Diomandes Beispiel wird Leipzig bei der Verpflichtung zukünftiger Toptalente hilfreich sein. Es zeige, welche enorme „Entwicklung junge, hungrige und entwicklungsfähige Spieler bei uns nehmen können“, sagt Schäfer. Als Ersatz plant RB die Verpflichtung des Hoffenheimers Fisnik Asllani, der bei der TSG ebenfalls einen schnellen Aufstieg hinlegte.
Die positiven Nachrichten des Rekordtransfers kann RB gut gebrauchen, war doch die Sommerpause in Sachen Außendarstellung alles andere als förderlich. Die fragwürdige Trennung von Trainer Ole Werner samt allen Begleitumständen sorgte auch intern für Spannungen.
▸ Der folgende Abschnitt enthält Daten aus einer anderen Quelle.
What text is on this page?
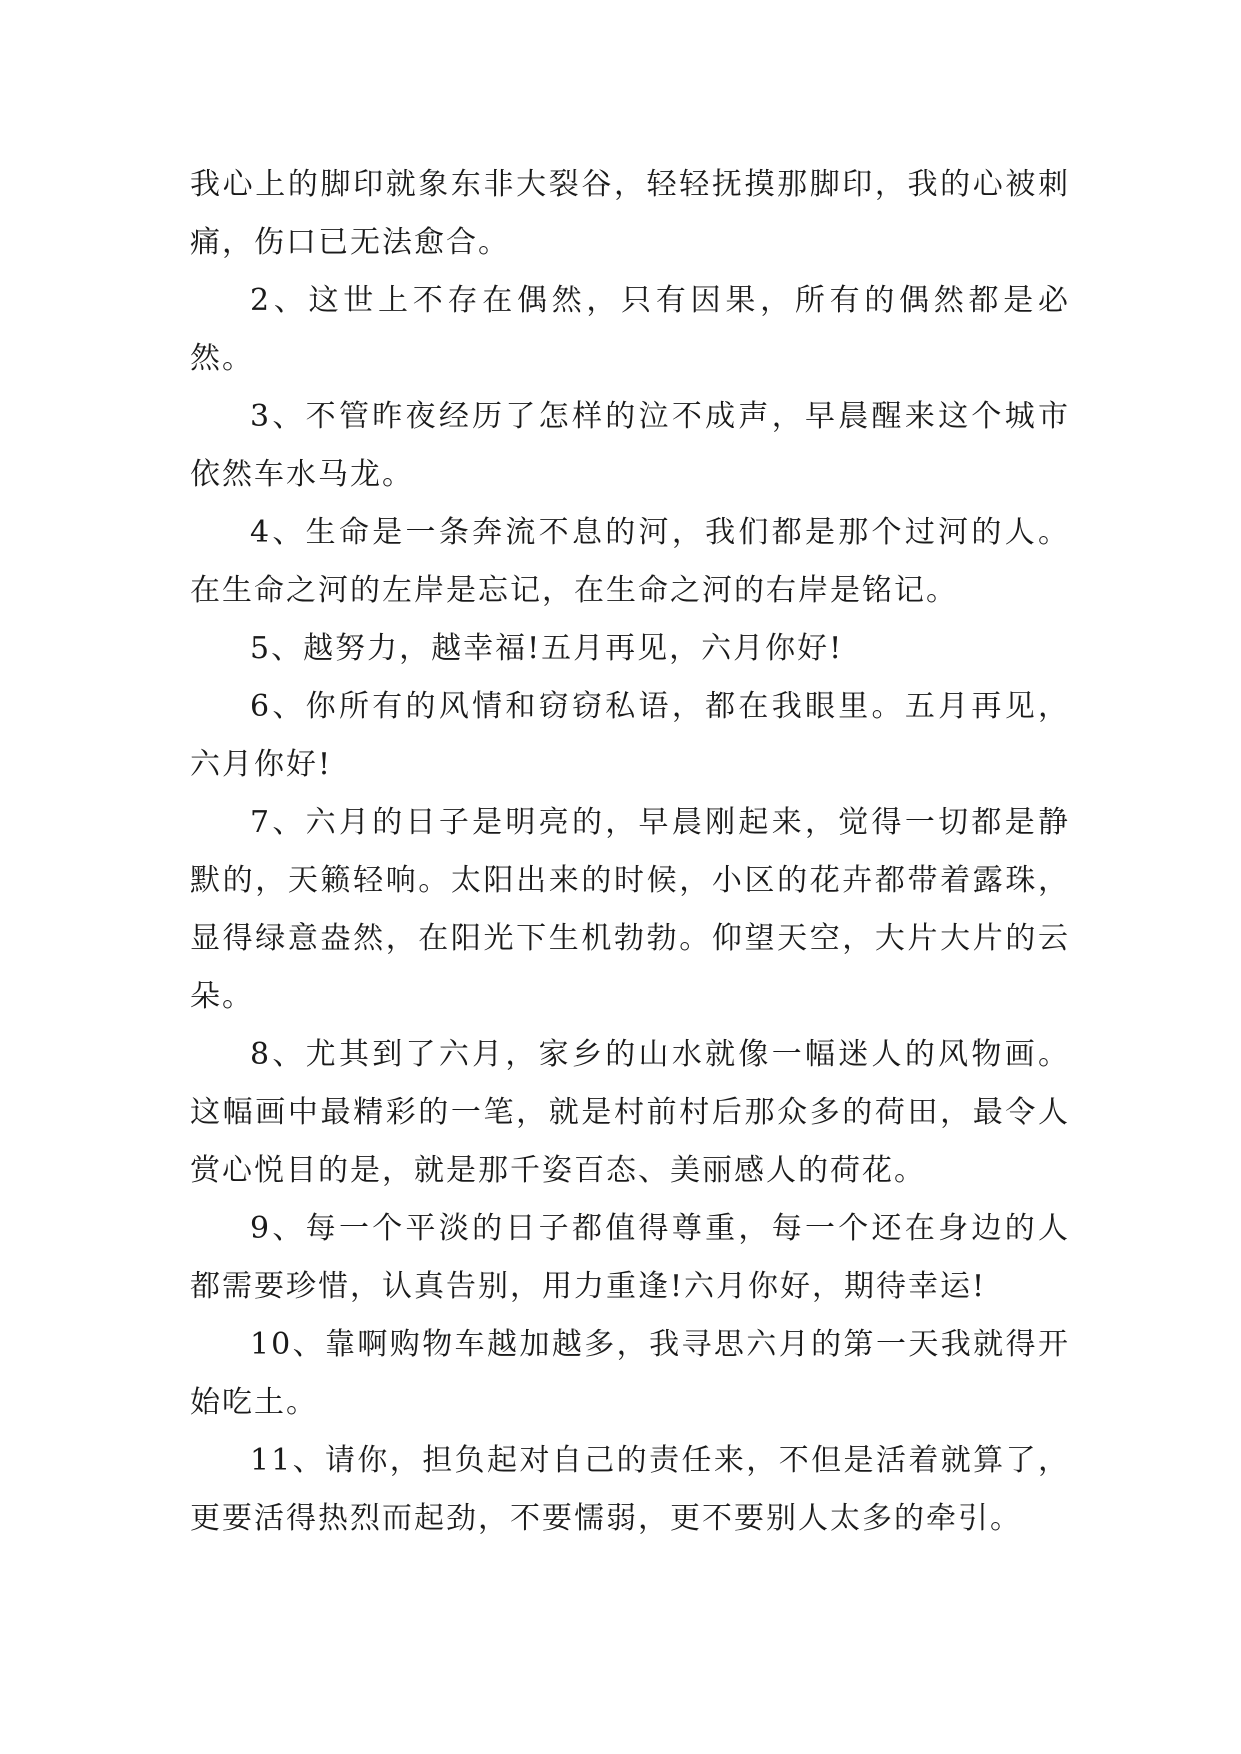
我心上的脚印就象东非大裂谷，轻轻抚摸那脚印，我的心被刺痛，伤口已无法愈合。

2、这世上不存在偶然，只有因果，所有的偶然都是必然。

3、不管昨夜经历了怎样的泣不成声，早晨醒来这个城市依然车水马龙。

4、生命是一条奔流不息的河，我们都是那个过河的人。在生命之河的左岸是忘记，在生命之河的右岸是铭记。

5、越努力，越幸福!五月再见，六月你好!

6、你所有的风情和窃窃私语，都在我眼里。五月再见，六月你好!

7、六月的日子是明亮的，早晨刚起来，觉得一切都是静默的，天籁轻响。太阳出来的时候，小区的花卉都带着露珠，显得绿意盎然，在阳光下生机勃勃。仰望天空，大片大片的云朵。

8、尤其到了六月，家乡的山水就像一幅迷人的风物画。这幅画中最精彩的一笔，就是村前村后那众多的荷田，最令人赏心悦目的是，就是那千姿百态、美丽感人的荷花。

9、每一个平淡的日子都值得尊重，每一个还在身边的人都需要珍惜，认真告别，用力重逢!六月你好，期待幸运!

10、靠啊购物车越加越多，我寻思六月的第一天我就得开始吃土。

11、请你，担负起对自己的责任来，不但是活着就算了，更要活得热烈而起劲，不要懦弱，更不要别人太多的牵引。
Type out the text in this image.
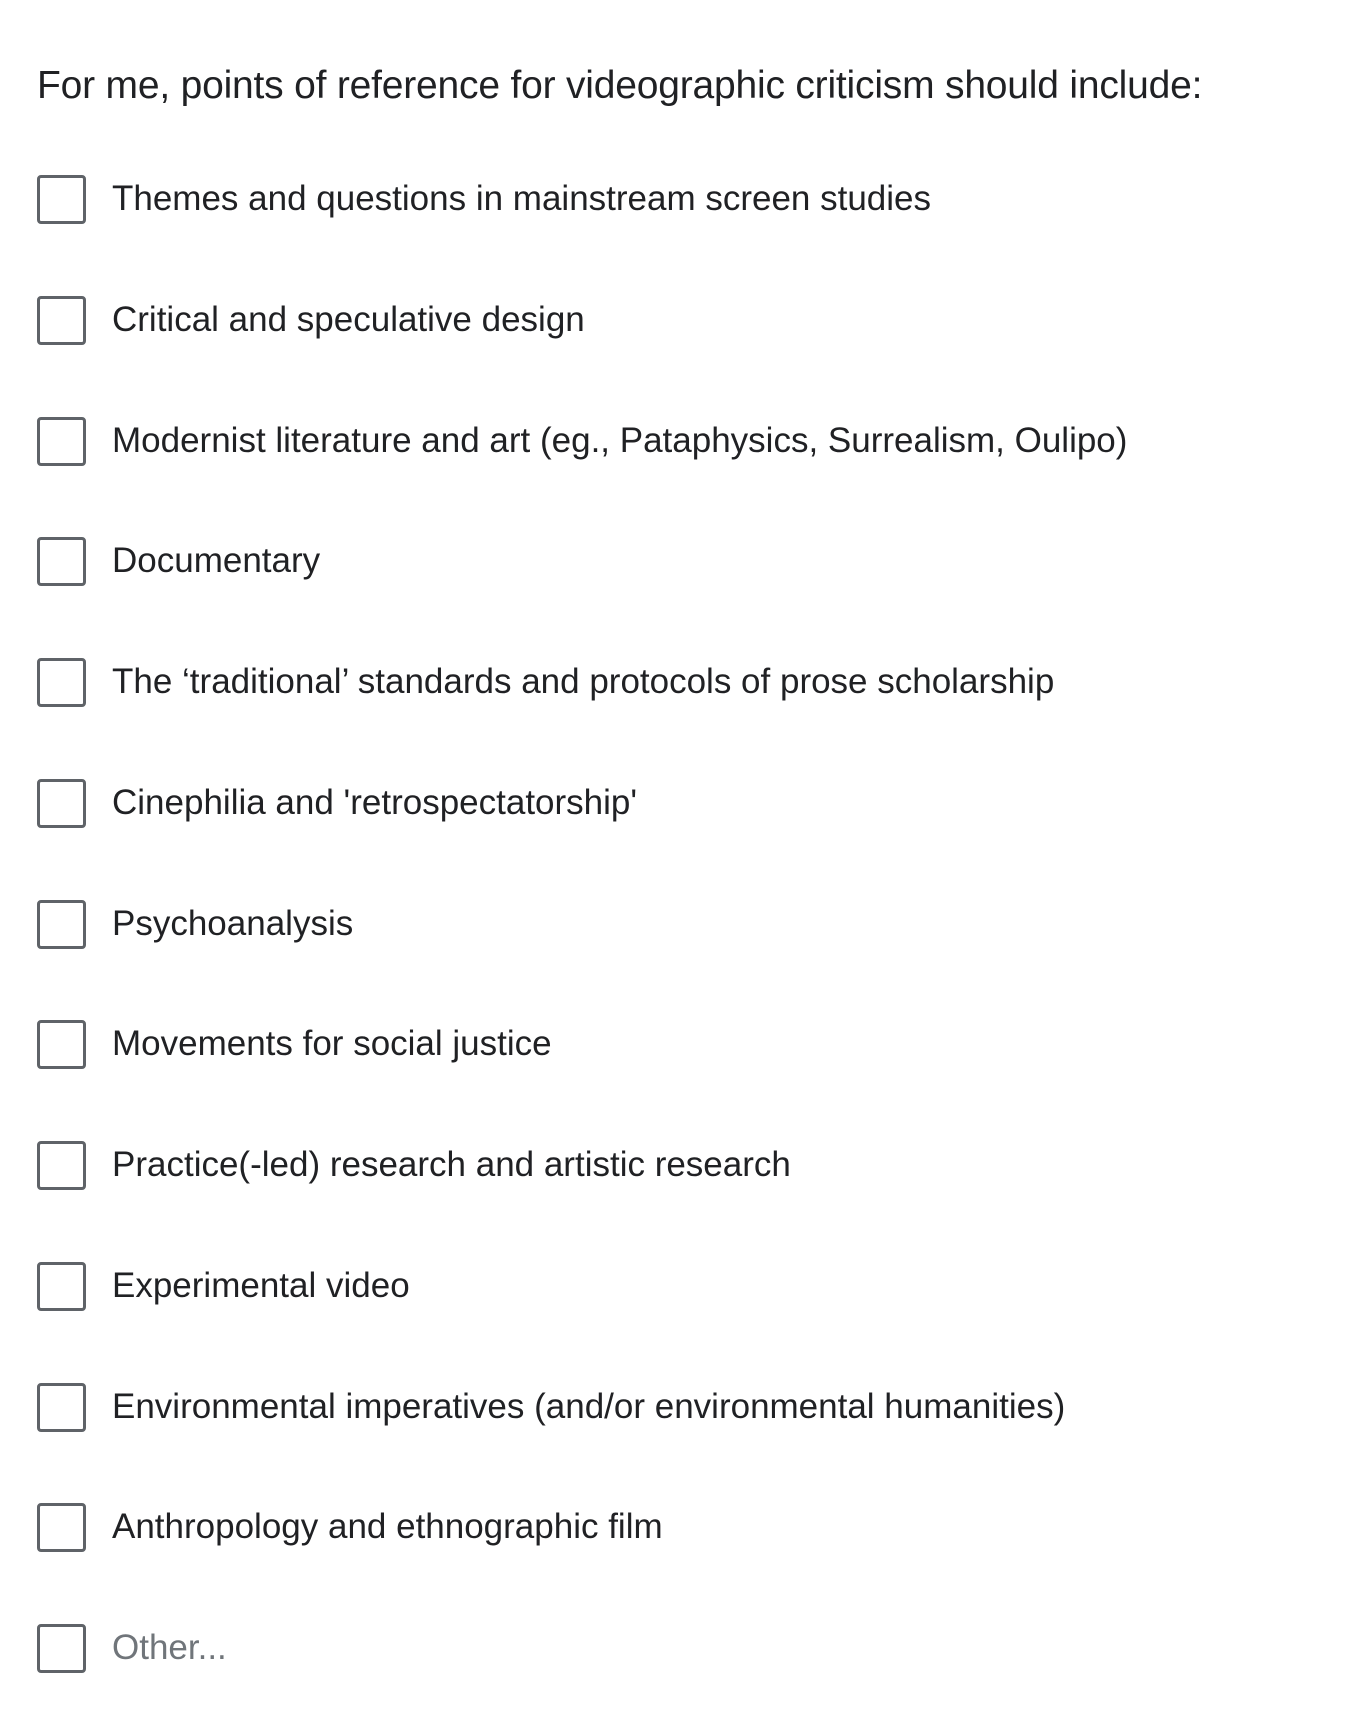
For me, points of reference for videographic criticism should include:
Themes and questions in mainstream screen studies
Critical and speculative design
Modernist literature and art (eg., Pataphysics, Surrealism, Oulipo)
Documentary
The ‘traditional’ standards and protocols of prose scholarship
Cinephilia and 'retrospectatorship'
Psychoanalysis
Movements for social justice
Practice(-led) research and artistic research
Experimental video
Environmental imperatives (and/or environmental humanities)
Anthropology and ethnographic film
Other...
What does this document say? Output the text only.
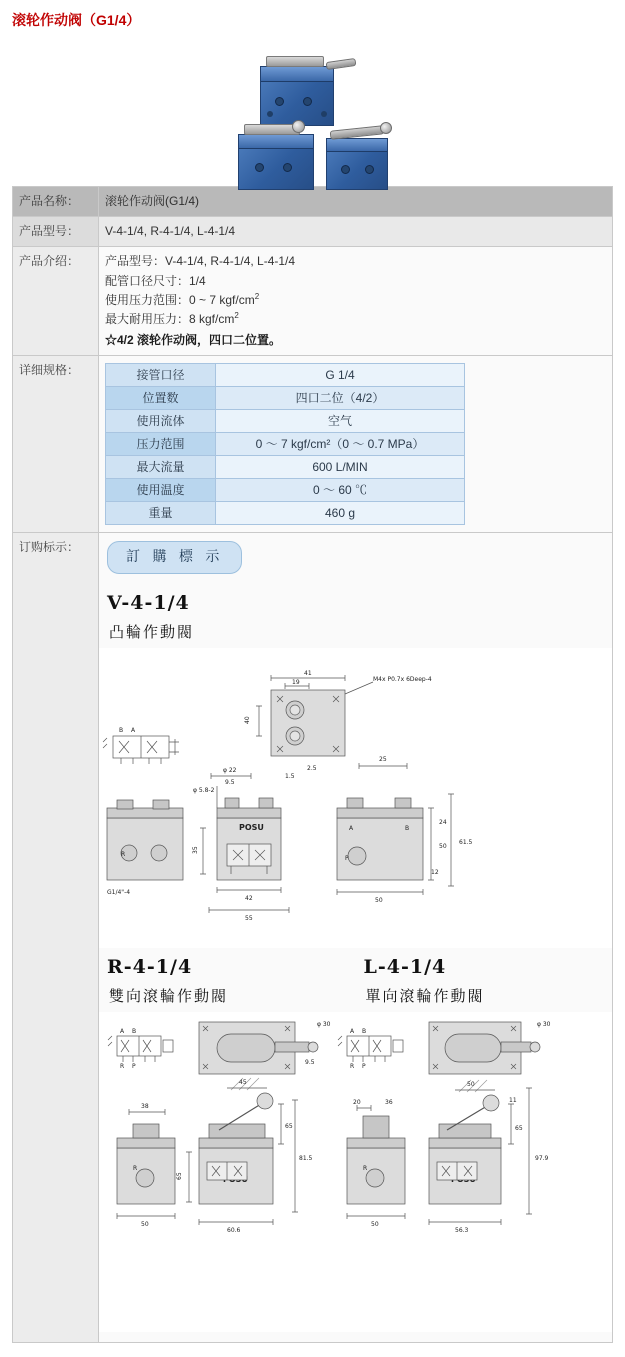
滚轮作动阀（G1/4）
产品名称：	滚轮作动阀(G1/4)
产品型号：	V-4-1/4, R-4-1/4, L-4-1/4
产品介绍：	产品型号：V-4-1/4, R-4-1/4, L-4-1/4
配管口径尺寸：1/4
使用压力范围：0 ~ 7 kgf/$cm^2$
最大耐用压力：8 kgf/$cm^2$
☆4/2 滚轮作动阀，四口二位置。
详细规格：	接管口径	G 1/4
位置数	四口二位（4/2）
使用流体	空气
压力范围	0 ～ 7 kgf/cm²（0 ～ 0.7 MPa）
最大流量	600 L/MIN
使用温度	0 ～ 60 ℃
重量	460 g
订购标示：
訂 購 標 示
V-4-1/4
凸輪作動閥
41
19
40
M4x P0.7x 6Deep-4
G1/4"-4
R
POSU
φ 22
9.5
φ 5.8-2
1.5
2.5
42
55
35
A	B
P
50
50
61.5
24
12
25
B A
R-4-1/4
雙向滾輪作動閥
L-4-1/4
單向滾輪作動閥
φ 30
9.5
A B
R P
R
50
38
45
65
81.5
65
60.6
φ 30
A B
R P
R
50
20	36
50
11
65
97.9
56.3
Geschäftsführer Marcel Schäfer wurde zuerst unnötig geschwächt, dann verließ in Person von Jürgen Klopp einer der Hauptverantwortlichen der Trainerposse RB in Richtung deutsche Nationalmannschaft.
Martín Demichelis, Werners Nachfolger, wird in Zukunft auch daran gemessen werden, ob es ihm gelingt, neben erfolgreichen Ergebnissen auch einen neuen Ausnahmekönner zu formen. Norwegens WM-Teilnehmer Antonio Nusa ist der nächste logische Kandidat, aber auch auf dem Transfermarkt dürfte RB noch aktiv werden. Geld ist durch den Verkauf von Diomande zur Genüge vorhanden.